Legal officer said the killing situation has reached an alarming point in the town and its environs as more death cases have been reported as a result of the ridiculous actions by the guards of the Mole National Park and the Game Reserve.
He continued that for the past 20 years the animals, especially the elephants always invade the farms, pulling down trees and destroying the farm produce that the farmers have toiled for.
“This problem has compelled the farmers to go back and watch over their farms at midnight after a hard day’s work and according to him, that was the only way the farmers could adopt as a strategy to guard their farms against the wild animals,” he maintained.
He decried the development, wondering whether that was the prize the people of Laribanga will have to pay after willingly giving out their lands freely for the establishment of the game reserve.
Mr. Amaliba recounted similar a case where on the 12th September 2010, one Seidu Soale who is a farmer went to watch over his farm at around 12 midnight where he saw an elephant busily destroying his farm and therefore decided to pull the animal back into the game reserve.
He said the guards upon seeing what Seidu was doing immediately started to fire bullets at him.
He indicated that Seidu in his attempt to flee from the guards got shot in the process and received several shots at his back which later led to his untimely death.
The legal officer revealed in grief that anytime these guards kill a farmer they carry the dead body and deposit it at a morgue in the town without first reporting to the police, adding that, they sometimes throw the dead bodies into the bush after they have killed them.
Mr. Amaliba went to say that what baffled Laribanga inhabitants is the lacklustre attitude on the part of the police to investigate these strange killings.
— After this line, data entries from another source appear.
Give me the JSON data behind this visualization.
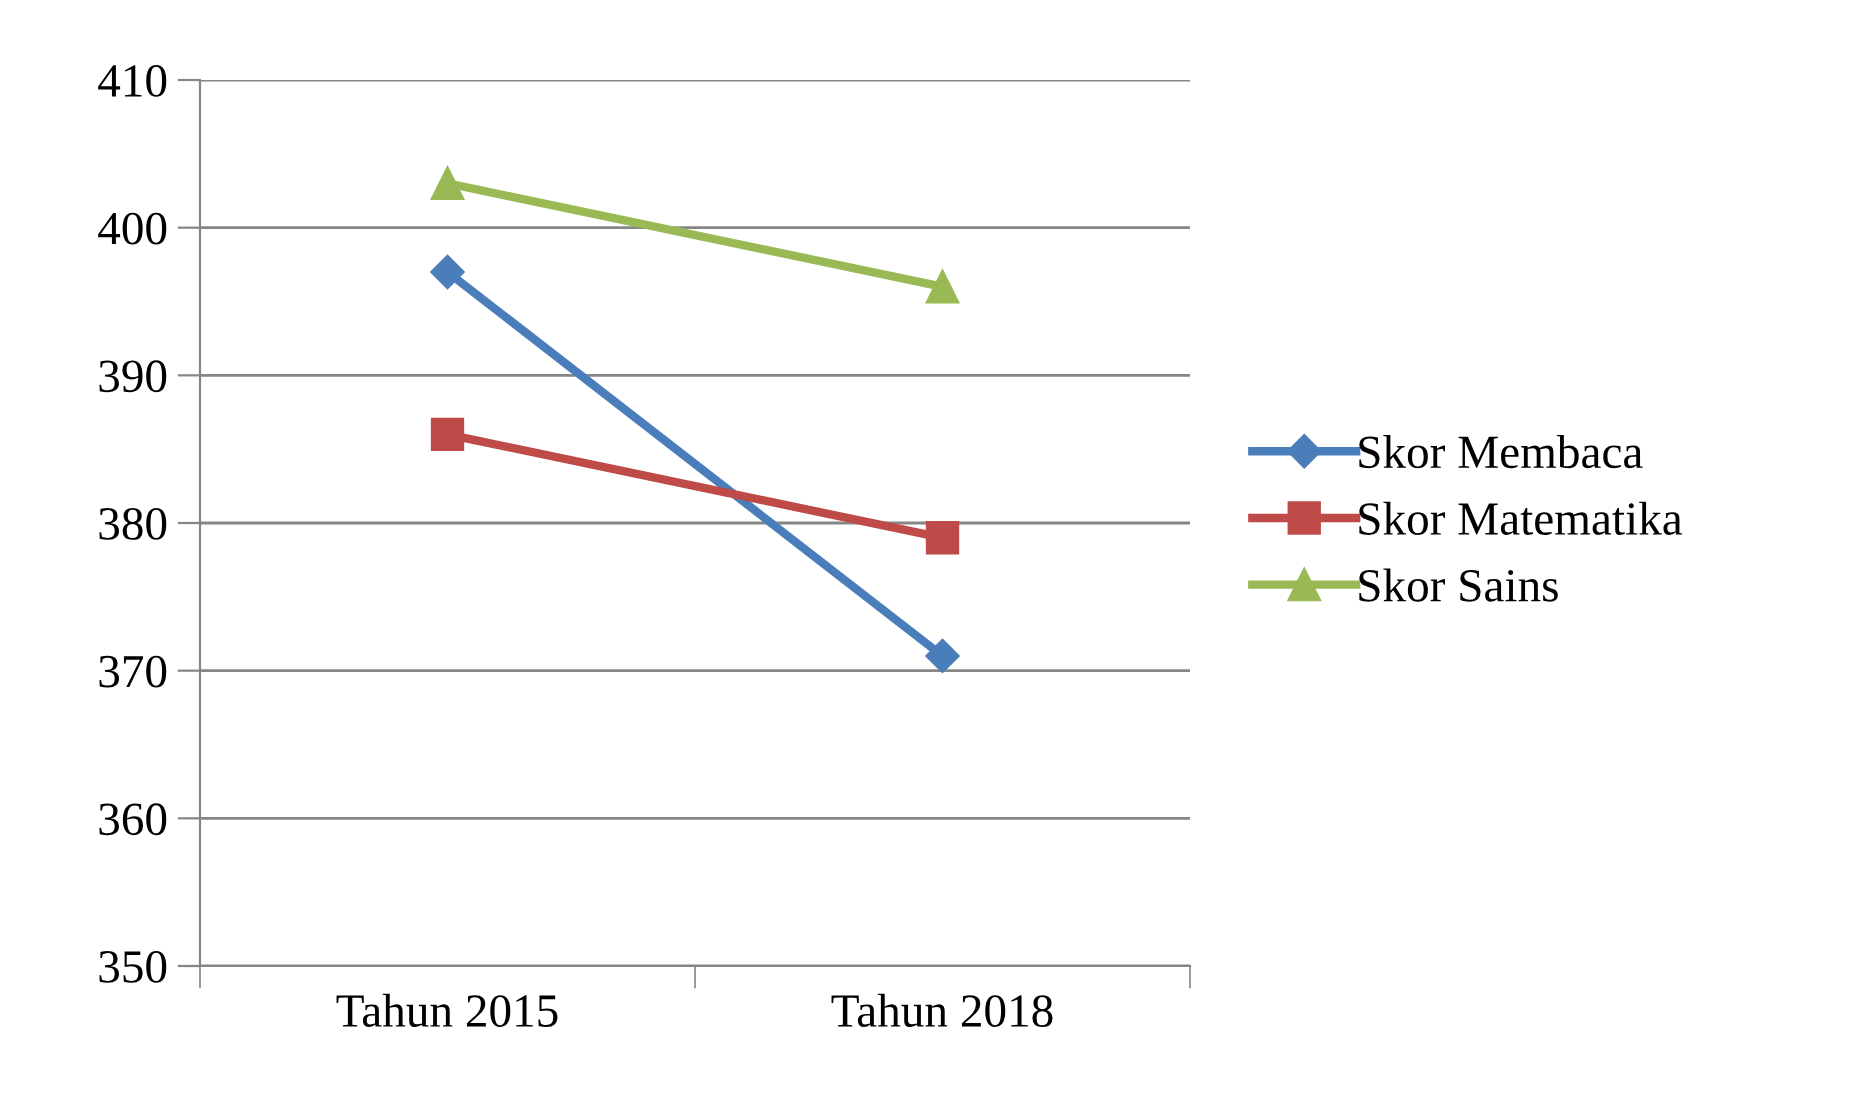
{
  "chart_data": {
    "type": "line",
    "categories": [
      "Tahun 2015",
      "Tahun 2018"
    ],
    "series": [
      {
        "name": "Skor Membaca",
        "color": "#4a7ebb",
        "values": [
          397,
          371
        ],
        "marker": "diamond"
      },
      {
        "name": "Skor Matematika",
        "color": "#be4b48",
        "values": [
          386,
          379
        ],
        "marker": "square"
      },
      {
        "name": "Skor Sains",
        "color": "#98b954",
        "values": [
          403,
          396
        ],
        "marker": "triangle"
      }
    ],
    "ylim": [
      350,
      410
    ],
    "yticks": [
      350,
      360,
      370,
      380,
      390,
      400,
      410
    ],
    "grid": "y",
    "legend": "right",
    "line_style": "solid"
  }
}
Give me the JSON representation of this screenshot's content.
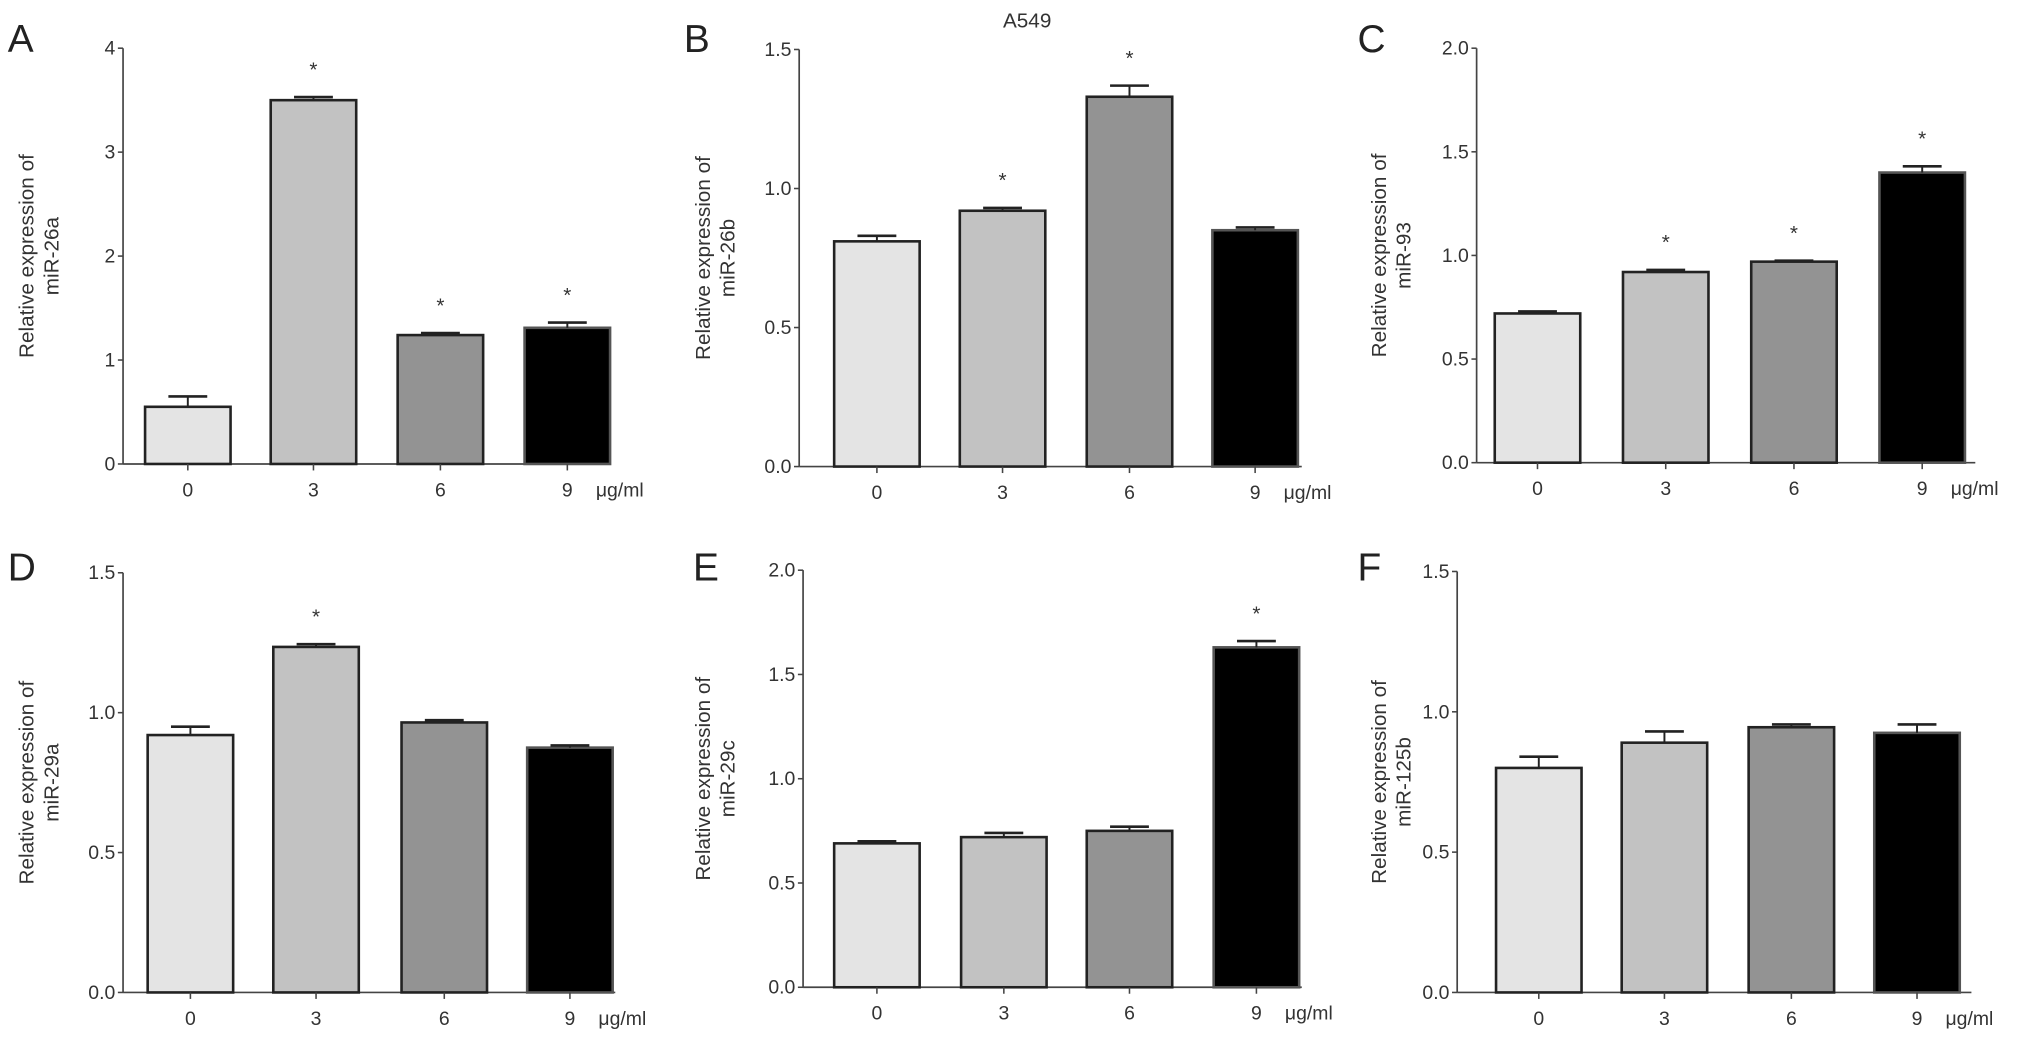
{
  "title": "A549",
  "x_unit": "μg/ml",
  "bar_colors": [
    "#e4e4e4",
    "#c2c2c2",
    "#939393",
    "#000000"
  ],
  "chart_data": [
    {
      "type": "bar",
      "panel": "A",
      "categories": [
        "0",
        "3",
        "6",
        "9"
      ],
      "values": [
        0.55,
        3.5,
        1.24,
        1.31
      ],
      "errors": [
        0.1,
        0.03,
        0.02,
        0.05
      ],
      "significant": [
        false,
        true,
        true,
        true
      ],
      "ylabel": [
        "Relative expression of",
        "miR-26a"
      ],
      "ylim": [
        0,
        4
      ],
      "yticks": [
        "0",
        "1",
        "2",
        "3",
        "4"
      ]
    },
    {
      "type": "bar",
      "panel": "B",
      "categories": [
        "0",
        "3",
        "6",
        "9"
      ],
      "values": [
        0.81,
        0.92,
        1.33,
        0.85
      ],
      "errors": [
        0.02,
        0.01,
        0.04,
        0.01
      ],
      "significant": [
        false,
        true,
        true,
        false
      ],
      "ylabel": [
        "Relative expression of",
        "miR-26b"
      ],
      "ylim": [
        0,
        1.5
      ],
      "yticks": [
        "0.0",
        "0.5",
        "1.0",
        "1.5"
      ]
    },
    {
      "type": "bar",
      "panel": "C",
      "categories": [
        "0",
        "3",
        "6",
        "9"
      ],
      "values": [
        0.72,
        0.92,
        0.97,
        1.4
      ],
      "errors": [
        0.01,
        0.01,
        0.005,
        0.03
      ],
      "significant": [
        false,
        true,
        true,
        true
      ],
      "ylabel": [
        "Relative expression of",
        "miR-93"
      ],
      "ylim": [
        0,
        2
      ],
      "yticks": [
        "0.0",
        "0.5",
        "1.0",
        "1.5",
        "2.0"
      ]
    },
    {
      "type": "bar",
      "panel": "D",
      "categories": [
        "0",
        "3",
        "6",
        "9"
      ],
      "values": [
        0.92,
        1.235,
        0.965,
        0.875
      ],
      "errors": [
        0.03,
        0.01,
        0.008,
        0.008
      ],
      "significant": [
        false,
        true,
        false,
        false
      ],
      "ylabel": [
        "Relative expression of",
        "miR-29a"
      ],
      "ylim": [
        0,
        1.5
      ],
      "yticks": [
        "0.0",
        "0.5",
        "1.0",
        "1.5"
      ]
    },
    {
      "type": "bar",
      "panel": "E",
      "categories": [
        "0",
        "3",
        "6",
        "9"
      ],
      "values": [
        0.69,
        0.72,
        0.75,
        1.63
      ],
      "errors": [
        0.01,
        0.02,
        0.02,
        0.03
      ],
      "significant": [
        false,
        false,
        false,
        true
      ],
      "ylabel": [
        "Relative expression of",
        "miR-29c"
      ],
      "ylim": [
        0,
        2
      ],
      "yticks": [
        "0.0",
        "0.5",
        "1.0",
        "1.5",
        "2.0"
      ]
    },
    {
      "type": "bar",
      "panel": "F",
      "categories": [
        "0",
        "3",
        "6",
        "9"
      ],
      "values": [
        0.8,
        0.89,
        0.945,
        0.925
      ],
      "errors": [
        0.04,
        0.04,
        0.01,
        0.03
      ],
      "significant": [
        false,
        false,
        false,
        false
      ],
      "ylabel": [
        "Relative expression of",
        "miR-125b"
      ],
      "ylim": [
        0,
        1.5
      ],
      "yticks": [
        "0.0",
        "0.5",
        "1.0",
        "1.5"
      ]
    }
  ]
}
This, he noted, had given the guards power to do anything they want in the forest.
“What is of great concern to the people of Laribanga and the surrounding communities is the heartless manner in which the people are gunned down by the guards of the game reserve in the name of preserving the animals. In all these killings, nobody has ever been convicted for such heinous crimes. Where some of the cases have found their way to the court, the culprits have been left off the hook owing to sloppy investigations conducted by the police. This has emboldened the killers who have chosen to continue the abuse of rights of the people. The guards always claim that their victims die in a cross fire which the police will always corroborate but never true” the human right activist decried.
It is against this background that the Gonja Youth Association made a passionate appeal to the Inspector-General of Police (IGP), Paul Tawiah Quaye, to send other officials from Accra to the region to thoroughly investigate the numerous killing cases.
The association also called on government to compensate the family of the late Soale since he happened to be the bread winner of his family.